Día 31.

Escuchando música gris en un día gris para hablar de cosas grises.

Alguna vez pensé que me gustaba la magia de la manera en que es descrita y aplicada en libros, cómics, videojuegos, satanismo…la magia negra y la magia blanca. Los buenos y los malos, las dualidades, yin y yang, simbolismos de los opuestos. Pensé que dedicarse exclusivamente a la magia blanca debería ser aburrido: puros hechizos para hacer el bien, ayudar a tu prójimo, curar, apoyar, cosas por el estilo, pero sin nada con que defenderse. También consideré que dedicarse exclusivamente a la magia negra debería ser peligroso: maldiciones, fuerzas destructoras, odios concentrados, poder divertido a costa de perder la humanidad. Ninguna de las dos parecía muy atractiva desde esa óptica, una diseñada para los mártires, otra para los malditos. Si esas eran las alternativas ¿que tal navegar por en medio de las dos, aprender de una y de otra pero sin afiliarse a ninguna? Un camino nuevo basado en el aprendizaje mas que en el dogmatismo que acompaña a cada una. Bien pronto aplicando la mayéutica (el mamón) caí en cuenta en las desventajas de algo así, pues tratar de seguir el sendero claroscuro es una invitación a la tentación constante de caer en uno u otro lado, tener que balancearse constantemente sin red de seguridad, no contar con compañeros  pues los miembros de ambos bandos no confiarían en ti, mucho menos te enseñarían. Estaría solo en un bosque gris.
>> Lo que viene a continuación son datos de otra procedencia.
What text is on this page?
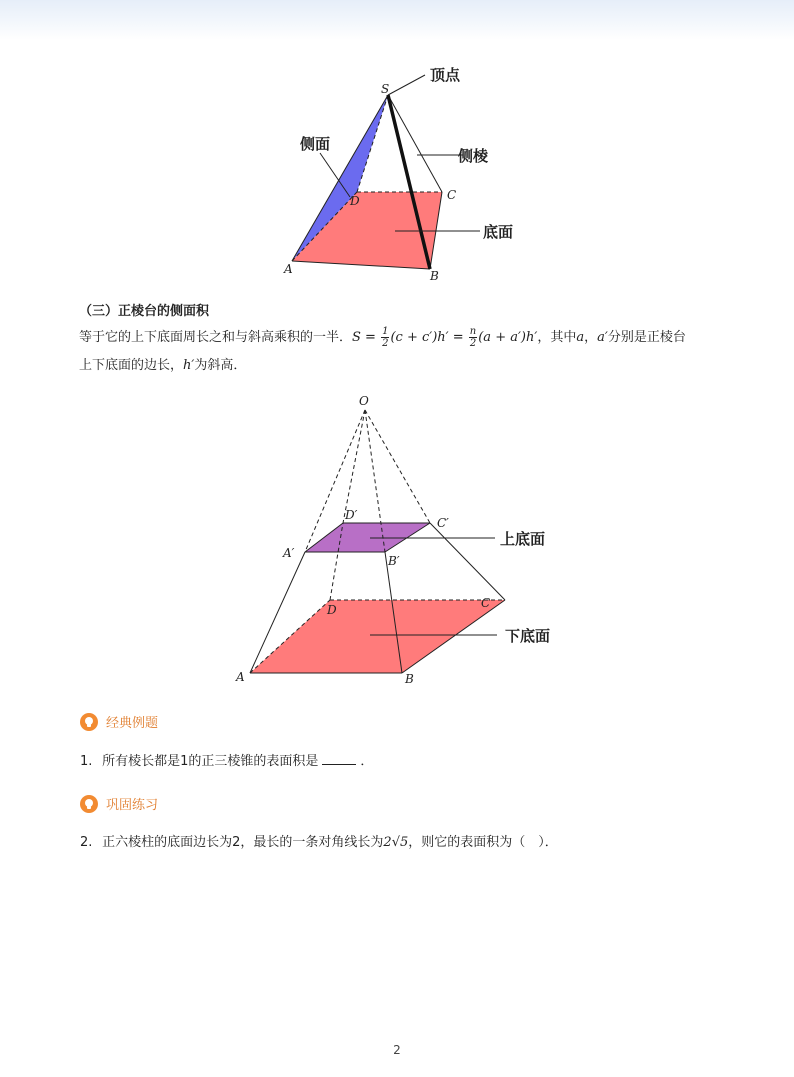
S
A	B
C
D
顶点
侧面
侧棱
底面
（三）正棱台的侧面积
等于它的上下底面周长之和与斜高乘积的一半．$S = \frac{1}{2} (c + c')h' = \frac{n}{2} (a + a')h'$，其中a，a′分别是正棱台
上下底面的边长，h′为斜高．
O
A′
B′
C′
D′
A	B
C
D
上底面
下底面
经典例题
1. 所有棱长都是1的正三棱锥的表面积是	．
巩固练习
2. 正六棱柱的底面边长为2，最长的一条对角线长为2√5，则它的表面积为（　）．
2
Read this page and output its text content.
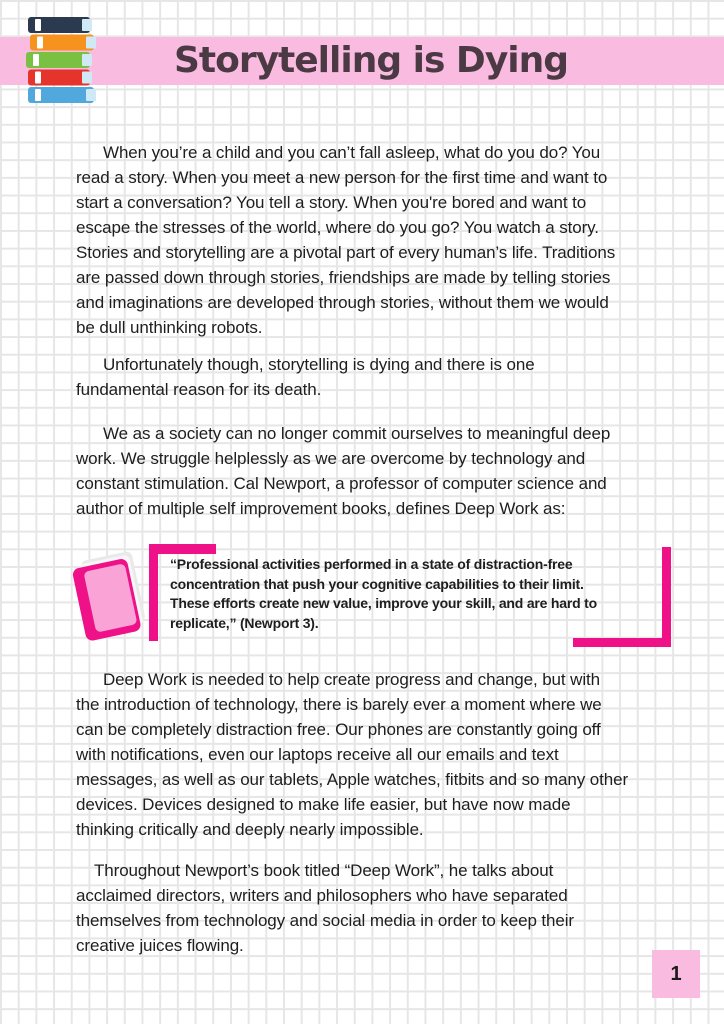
Storytelling is Dying
When you’re a child and you can’t fall asleep, what do you do? You
read a story. When you meet a new person for the first time and want to
start a conversation? You tell a story. When you're bored and want to
escape the stresses of the world, where do you go? You watch a story.
Stories and storytelling are a pivotal part of every human’s life. Traditions
are passed down through stories, friendships are made by telling stories
and imaginations are developed through stories, without them we would
be dull unthinking robots.
Unfortunately though, storytelling is dying and there is one
fundamental reason for its death.
We as a society can no longer commit ourselves to meaningful deep
work. We struggle helplessly as we are overcome by technology and
constant stimulation. Cal Newport, a professor of computer science and
author of multiple self improvement books, defines Deep Work as:
Deep Work is needed to help create progress and change, but with
the introduction of technology, there is barely ever a moment where we
can be completely distraction free. Our phones are constantly going off
with notifications, even our laptops receive all our emails and text
messages, as well as our tablets, Apple watches, fitbits and so many other
devices. Devices designed to make life easier, but have now made
thinking critically and deeply nearly impossible.
Throughout Newport’s book titled “Deep Work”, he talks about
acclaimed directors, writers and philosophers who have separated
themselves from technology and social media in order to keep their
creative juices flowing.
“Professional activities performed in a state of distraction-free
concentration that push your cognitive capabilities to their limit.
These efforts create new value, improve your skill, and are hard to
replicate,” (Newport 3).
1
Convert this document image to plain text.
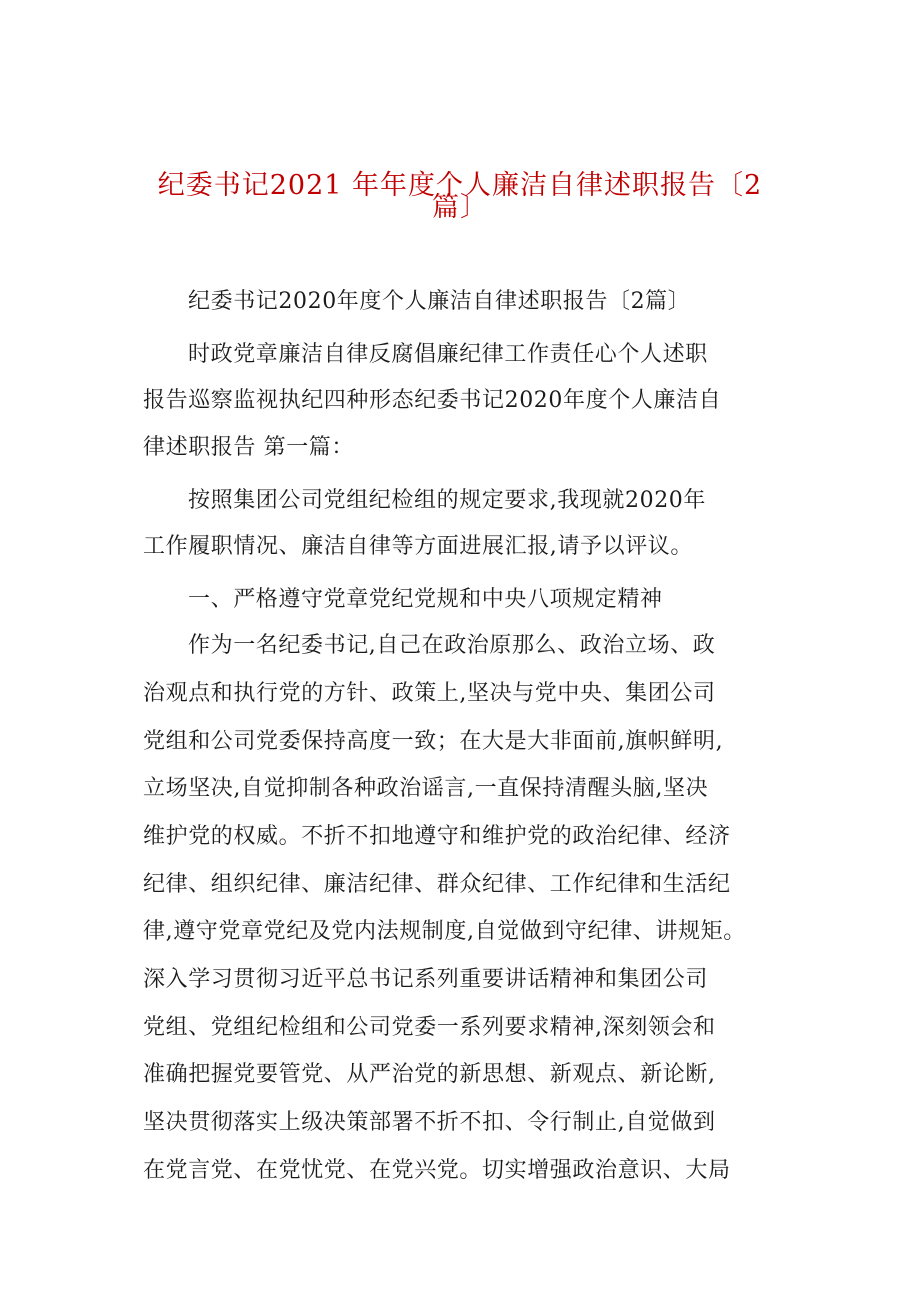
纪委书记2021 年年度个人廉洁自律述职报告〔2
篇〕

纪委书记2020年度个人廉洁自律述职报告〔2篇〕

时政党章廉洁自律反腐倡廉纪律工作责任心个人述职

报告巡察监视执纪四种形态纪委书记2020年度个人廉洁自

律述职报告 第一篇：

按照集团公司党组纪检组的规定要求,我现就2020年

工作履职情况、廉洁自律等方面进展汇报,请予以评议。

一、严格遵守党章党纪党规和中央八项规定精神

作为一名纪委书记,自己在政治原那么、政治立场、政

治观点和执行党的方针、政策上,坚决与党中央、集团公司

党组和公司党委保持高度一致；在大是大非面前,旗帜鲜明,

立场坚决,自觉抑制各种政治谣言,一直保持清醒头脑,坚决

维护党的权威。不折不扣地遵守和维护党的政治纪律、经济

纪律、组织纪律、廉洁纪律、群众纪律、工作纪律和生活纪

律,遵守党章党纪及党内法规制度,自觉做到守纪律、讲规矩。

深入学习贯彻习近平总书记系列重要讲话精神和集团公司

党组、党组纪检组和公司党委一系列要求精神,深刻领会和

准确把握党要管党、从严治党的新思想、新观点、新论断,

坚决贯彻落实上级决策部署不折不扣、令行制止,自觉做到

在党言党、在党忧党、在党兴党。切实增强政治意识、大局
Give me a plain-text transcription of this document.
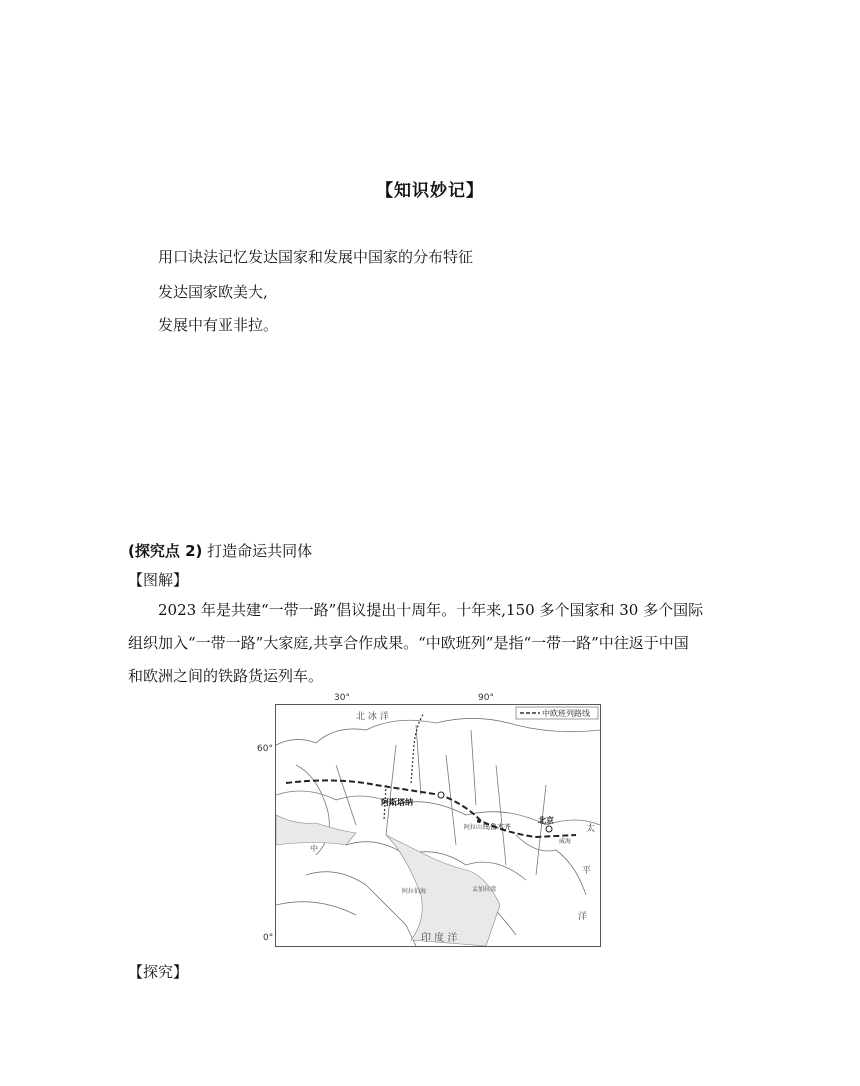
【知识妙记】
用口诀法记忆发达国家和发展中国家的分布特征
发达国家欧美大,
发展中有亚非拉。
(探究点 2) 打造命运共同体
【图解】
2023 年是共建“一带一路”倡议提出十周年。十年来,150 多个国家和 30 多个国际
组织加入“一带一路”大家庭,共享合作成果。“中欧班列”是指“一带一路”中往返于中国
和欧洲之间的铁路货运列车。
30°	90°
60°
0°
中欧班列路线
阿斯塔纳
北京
乌鲁木齐
阿拉山口
威海
北 冰 洋
印 度 洋
洋
阿拉伯海	孟加拉湾
中
太
平
【探究】
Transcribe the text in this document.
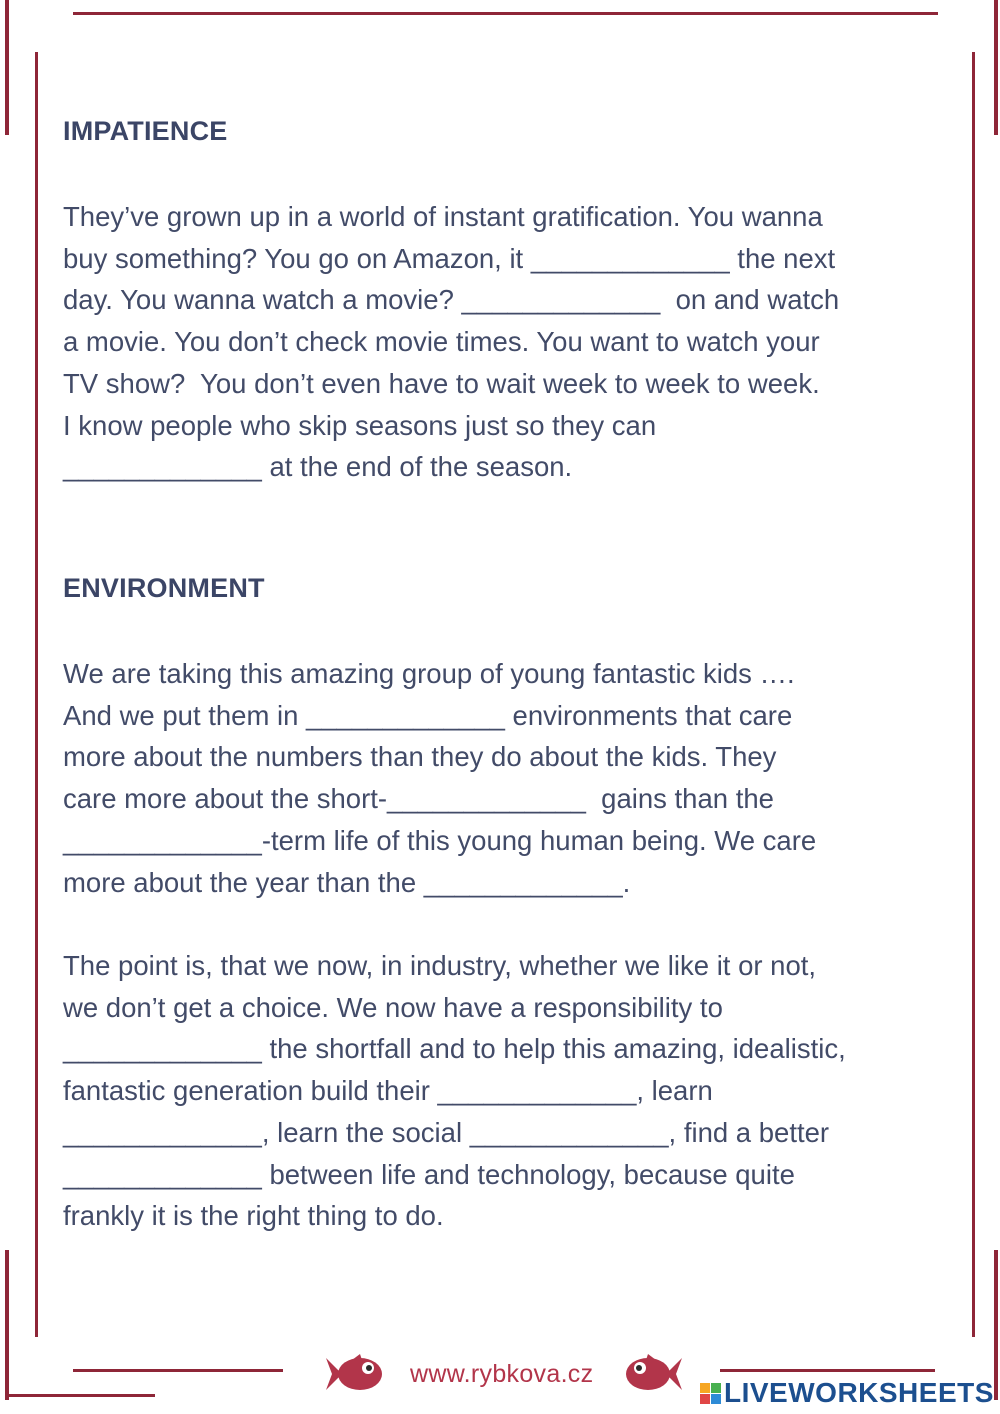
IMPATIENCE

They’ve grown up in a world of instant gratification. You wanna
buy something? You go on Amazon, it _____________ the next
day. You wanna watch a movie? _____________  on and watch
a movie. You don’t check movie times. You want to watch your
TV show?  You don’t even have to wait week to week to week.
I know people who skip seasons just so they can
_____________ at the end of the season.

ENVIRONMENT

We are taking this amazing group of young fantastic kids ….
And we put them in _____________ environments that care
more about the numbers than they do about the kids. They
care more about the short-_____________  gains than the
_____________-term life of this young human being. We care
more about the year than the _____________.

The point is, that we now, in industry, whether we like it or not,
we don’t get a choice. We now have a responsibility to
_____________ the shortfall and to help this amazing, idealistic,
fantastic generation build their _____________, learn
_____________, learn the social _____________, find a better
_____________ between life and technology, because quite
frankly it is the right thing to do.

www.rybkova.cz
LIVEWORKSHEETS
Esas elucubraciones no llegaron a ningún lado, obviamente, más las conclusiones derivadas, me parece que aplican correctamente en la vida real. Uno puede pasarse la existencia sin definir su postura ante nada, dejando que las cosas ocurran mientras se debate entre la indecisión y el miedo al fracaso, el no soltar las cosas que nos mantienen equilibrados por muy difícil que sean tan solo por la inercia que lleva el caminar sobre la cuerda floja.

Ser tibio.

Durante la semana que termina, me dí cuenta que mucha gente (a veces me incluyo, a veces no) navegamos tratando de encontrarle una lógica a los eventos, a las ideas que nos bombardean, a nuestros propios sentimientos, ante los mismos hechos. Un día justificamos algo para el siguiente día corromperlo, dándole a todo tonos de blanca paloma (animal tan más belicoso) o de negro petroleo (sin lo cual no avanzarían los automóviles) como si fueran las únicas opciones posibles, procurando entonces no tomar partido para “evitarnos problemas”, pues al hacerlo tendremos que navegar del lado de unos para ser enemigo de los otros. No vaya a ser que se enoje alguien. Preferimos entonces mantenernos grises, utilizando frases como “pues si, pero…”, “yo escuche que fulanito dijo…”, “es que esta muy complicado…”  echando la bolita (por cierto inexistente) a alguien más, con tal de no tomar partido. Igualmente cuando lo hacemos, es con la infalible técnica de tirar piedras y esconder la mano, considerando que si se descalabra a alguien o se rompe una ventana, podemos siempre justificar que los demás lo están haciendo también: pudo ser cualquier piedra, no necesariamente la que yo aventé, es mas, imposible que lo fuera porque si nadie lo vio entonces no ocurrió. Nos volvemos expertos en hablar entre dientes, relacionarnos siempre a media distancia. No arriesgar, no salir lastimados.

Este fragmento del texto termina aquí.